Wave subsequence of sequence A1 , A2 , A3 .. AN is defined as a set of integers i1 , i2 .. ik such that Ai1 < Ai2 > Ai3 < Ai4 .... or Ai1 > Ai2 < Ai3 > Ai4 .... and i1 < i2 < ...< ik.Two subsequences i1 , i2 .. ik and j1 , j2 .. jm are considered different if k != m or there exists some index l such that il ! = jl.

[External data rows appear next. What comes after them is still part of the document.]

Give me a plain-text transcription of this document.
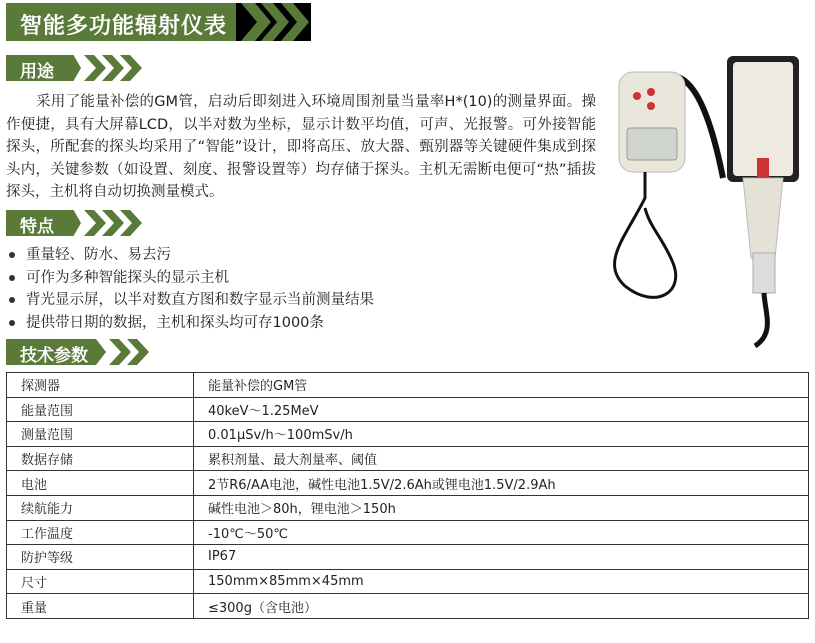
智能多功能辐射仪表
用途
采用了能量补偿的GM管，启动后即刻进入环境周围剂量当量率H*(10)的测量界面。操作便捷，具有大屏幕LCD，以半对数为坐标，显示计数平均值，可声、光报警。可外接智能探头，所配套的探头均采用了“智能”设计，即将高压、放大器、甄别器等关键硬件集成到探头内，关键参数（如设置、刻度、报警设置等）均存储于探头。主机无需断电便可“热”插拔探头，主机将自动切换测量模式。
特点
重量轻、防水、易去污
可作为多种智能探头的显示主机
背光显示屏，以半对数直方图和数字显示当前测量结果
提供带日期的数据，主机和探头均可存1000条
技术参数
探测器	能量补偿的GM管
能量范围	40keV～1.25MeV
测量范围	0.01μSv/h～100mSv/h
数据存储	累积剂量、最大剂量率、阈值
电池	2节R6/AA电池，碱性电池1.5V/2.6Ah或锂电池1.5V/2.9Ah
续航能力	碱性电池＞80h，锂电池＞150h
工作温度	-10℃～50℃
防护等级	IP67
尺寸	150mm×85mm×45mm
重量	≤300g（含电池）
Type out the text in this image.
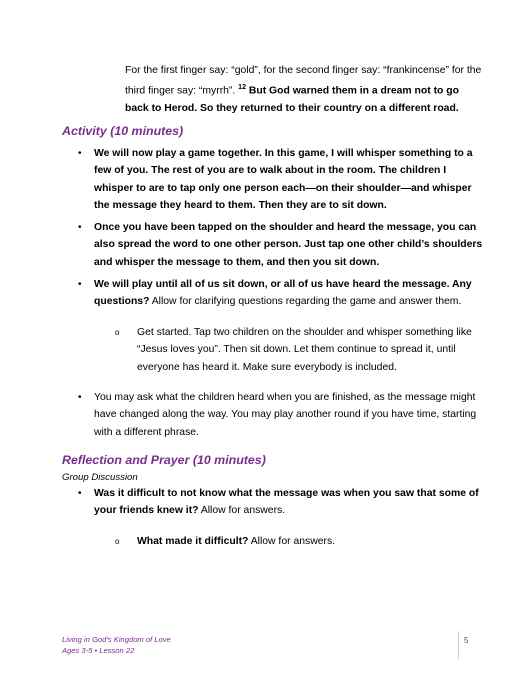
For the first finger say: “gold”, for the second finger say: “frankincense” for the third finger say: “myrrh”. $^{12}$ But God warned them in a dream not to go back to Herod. So they returned to their country on a different road.
Activity (10 minutes)
•	We will now play a game together. In this game, I will whisper something to a few of you. The rest of you are to walk about in the room. The children I whisper to are to tap only one person each—on their shoulder—and whisper the message they heard to them. Then they are to sit down.
•	Once you have been tapped on the shoulder and heard the message, you can also spread the word to one other person. Just tap one other child’s shoulders and whisper the message to them, and then you sit down.
•	We will play until all of us sit down, or all of us have heard the message. Any questions? Allow for clarifying questions regarding the game and answer them.
o	Get started. Tap two children on the shoulder and whisper something like “Jesus loves you”. Then sit down. Let them continue to spread it, until everyone has heard it. Make sure everybody is included.
•	You may ask what the children heard when you are finished, as the message might have changed along the way. You may play another round if you have time, starting with a different phrase.
Reflection and Prayer (10 minutes)
Group Discussion
•	Was it difficult to not know what the message was when you saw that some of your friends knew it? Allow for answers.
o	What made it difficult? Allow for answers.
Living in God’s Kingdom of Love
Ages 3-5 • Lesson 22
5
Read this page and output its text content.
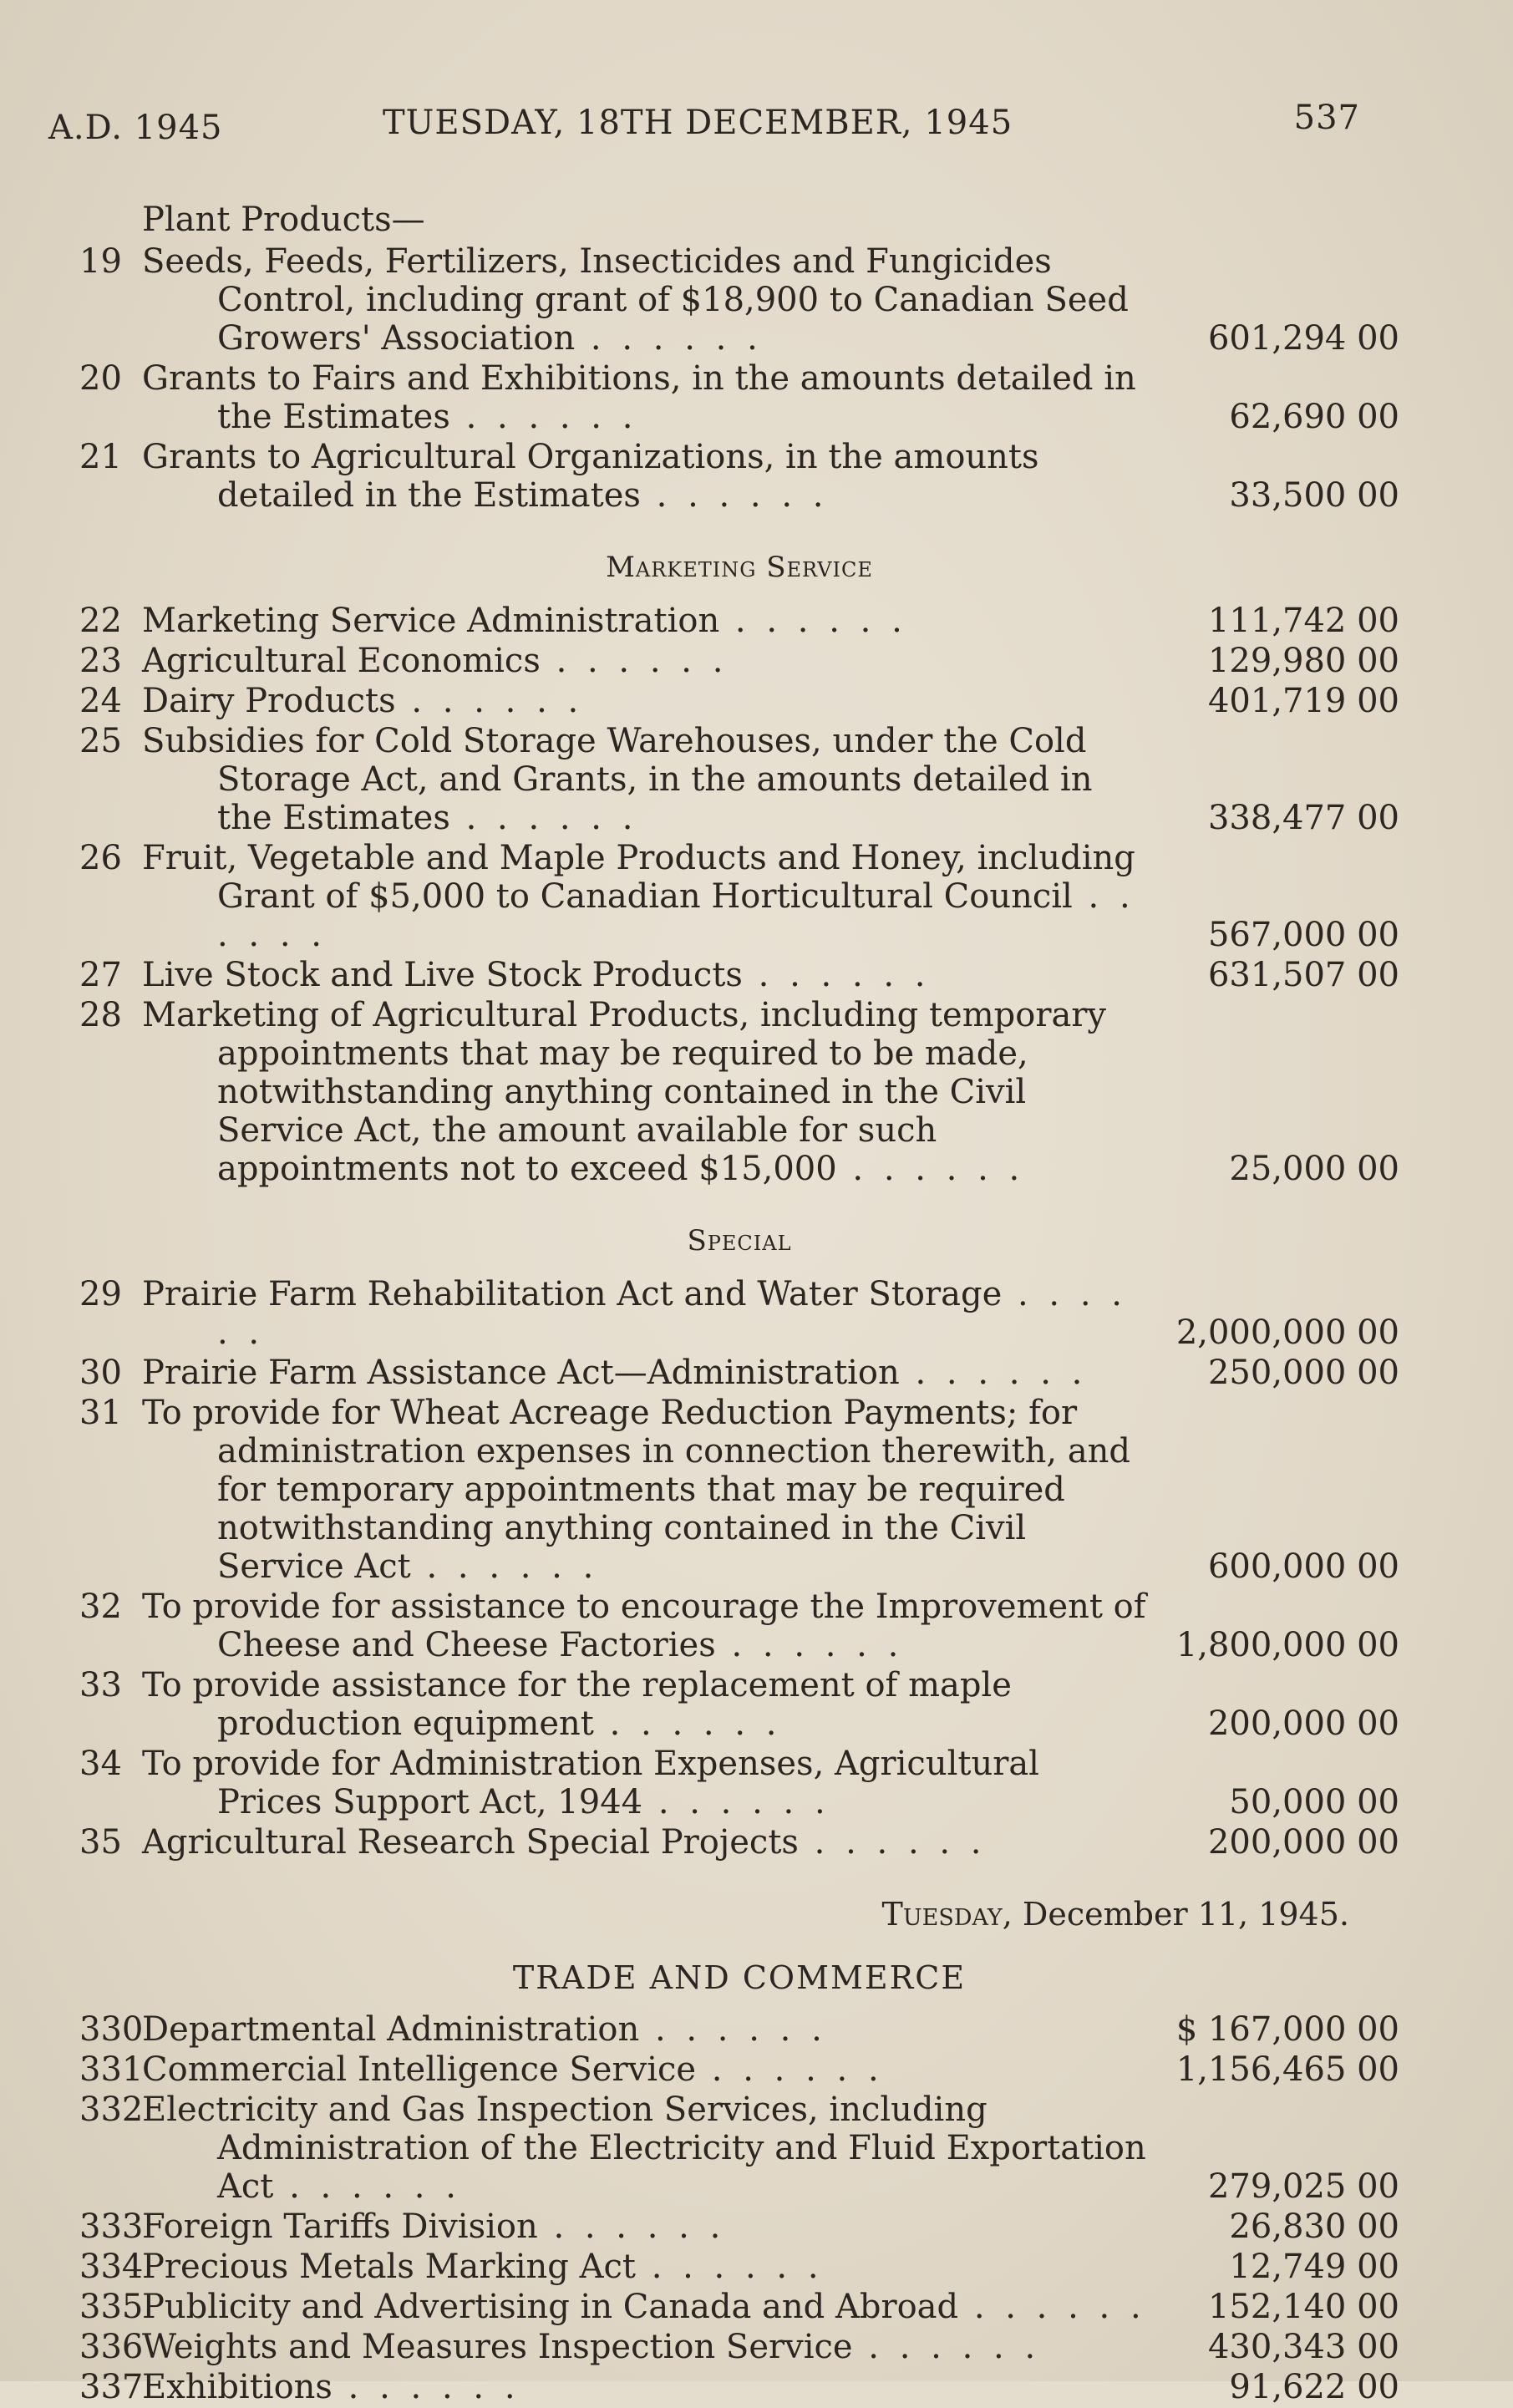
A.D. 1945	TUESDAY, 18TH DECEMBER, 1945	537
Plant Products—
19 Seeds, Feeds, Fertilizers, Insecticides and Fungicides Control, including grant of $18,900 to Canadian Seed Growers' Association . . . . . .	601,294 00
20 Grants to Fairs and Exhibitions, in the amounts detailed in the Estimates . . . . . .	62,690 00
21 Grants to Agricultural Organizations, in the amounts detailed in the Estimates . . . . . .	33,500 00
Marketing Service
22 Marketing Service Administration . . . . . .	111,742 00
23 Agricultural Economics . . . . . .	129,980 00
24 Dairy Products . . . . . .	401,719 00
25 Subsidies for Cold Storage Warehouses, under the Cold Storage Act, and Grants, in the amounts detailed in the Estimates . . . . . .	338,477 00
26 Fruit, Vegetable and Maple Products and Honey, including Grant of $5,000 to Canadian Horticultural Council . . . . . .	567,000 00
27 Live Stock and Live Stock Products . . . . . .	631,507 00
28 Marketing of Agricultural Products, including temporary appointments that may be required to be made, notwithstanding anything contained in the Civil Service Act, the amount available for such appointments not to exceed $15,000 . . . . . .	25,000 00
Special
29 Prairie Farm Rehabilitation Act and Water Storage . . . . . .	2,000,000 00
30 Prairie Farm Assistance Act—Administration . . . . . .	250,000 00
31 To provide for Wheat Acreage Reduction Payments; for administration expenses in connection therewith, and for temporary appointments that may be required notwithstanding anything contained in the Civil Service Act . . . . . .	600,000 00
32 To provide for assistance to encourage the Improvement of Cheese and Cheese Factories . . . . . .	1,800,000 00
33 To provide assistance for the replacement of maple production equipment . . . . . .	200,000 00
34 To provide for Administration Expenses, Agricultural Prices Support Act, 1944 . . . . . .	50,000 00
35 Agricultural Research Special Projects . . . . . .	200,000 00
Tuesday, December 11, 1945.
TRADE AND COMMERCE
330
Departmental Administration . . . . . .	$ 167,000 00
331
Commercial Intelligence Service . . . . . .	1,156,465 00
332
Electricity and Gas Inspection Services, including Administration of the Electricity and Fluid Exportation Act . . . . . .	279,025 00
333
Foreign Tariffs Division . . . . . .	26,830 00
334
Precious Metals Marking Act . . . . . .	12,749 00
335
Publicity and Advertising in Canada and Abroad . . . . . .	152,140 00
336
Weights and Measures Inspection Service . . . . . .	430,343 00
337
Exhibitions . . . . . .	91,622 00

HackerEarth Shil and Wave sequence problem solution.

#include <bits/stdc++.h>
using namespace std;
#define ll long long int
#define pb push_back
#define f first
#define s second
#define mod 1000000007
#define inf 1e8

#define pi pair<ll,ll>
#define pii pair<pi,ll>
#define f first
#define mp make_pair
#define pb push_back
#define s second
#define rep(i,n) for(int i=0;i<n;i++)
#define forup(i,a,b) for(int i=a;i<=b;i++)

ll bt[100011][2]={0};
ll a[100011];
ll bt1[100011]={0};

void update(int ind ,ll val,int pos){
    while(ind<=100000){
        bt[ind][pos]+=val;
        bt[ind][pos]%=mod;
        ind+=(ind&-ind);
    }
}

ll query(int ind,int pos){
    ll ans=0;
    while(ind>0){
        ans+=bt[ind][pos];
        ans%=mod;
        ind-=(ind&-ind);
    }
    return ans;
}

void update1(int ind ,ll val){
    while(ind<=100000){
        bt1[ind]+=val;
        ind+=(ind&-ind);
    }
}

ll query1(int ind){
    ll ans=0;
    while(ind>0){
        ans+=bt1[ind];
        ind-=(ind&-ind);
    }
    return ans;
}

int main(){
    freopen("input-15.txt","r",stdin);
    freopen("output-15.txt","w",stdout);

    int N;
    cin >> N;
    rep(i,N){
        cin >> a[i+1];
    }
    ll ans=0;
    ll f,s;
    for(int i=1;i<=N;i++){
        
        f=query(a[i]-1,1);
        s=query(100000,0)-query(a[i],0);
        s+=mod;
        s%=mod;

        f+=query1(a[i]-1);
        s=s+query1(100000)-query1(a[i]);
        
        f%=mod;
        s%=mod;
        
        update1(a[i],1);
        update(a[i],f,0);
        update(a[i],s,1);
        
        ans=ans+f+s;
        ans%=mod;
        
    }
    cout<<ans;
}

Second solution

#include <bits/stdc++.h>
using namespace std;
#define mod 1000000007
#define ll long long int
#define pb push_back
#define mk make_pair
#define max 100002
ll power(ll a, ll b) {
ll x = 1, y = a;
    while(b > 0) {
        if(b%2 == 1) {
            x=(x*y);
            if(x>mod) x%=mod;
        }
        y = (y*y);
        if(y>mod) y%=mod;
        b /= 2;
    }
    return x;
}
ll tree[max][3];

ll read(ll idx, ll i) {
    ll sum = 0;
    while (idx > 0) {
        sum += tree[idx][i];
        if(sum > mod) sum %= mod;
        idx -= (idx & -idx);
    }
    return sum;
}
void update(ll idx ,ll val, ll i) {
    while (idx <= max) {
        tree[idx][i] += val;
        if(tree[idx][i] > mod) tree[idx][i] %= mod;
        idx += (idx & -idx);
    }
}
int main() 
{
    ll n,i,j;
    cin>>n;
    ll a[n];
    for(i = 0; i < n; i++) {
        cin>>a[i];
    }
    if(n == 1) {
        puts("0");
        return 0;
    }
    memset(tree,0,sizeof(tree));
    ll ans = 0;
    update(a[0],1,0);
    update(a[0],0,1);
    update(a[0],0,2);
    for(i = 1; i < n; i++) {
        ll x,y;
        x = (read(a[i]-1,1) + read(a[i]-1,0))%mod;
        y = (read(max-1,2) - read(a[i],2) + read(max-1,0) - read(a[i],0) + mod)%mod;
        ans = (ans + x + y)%mod;
        update(a[i],y,1);
        update(a[i],x,2);
        update(a[i],1,0);
    }
    cout<<ans<<endl;
    return 0;
}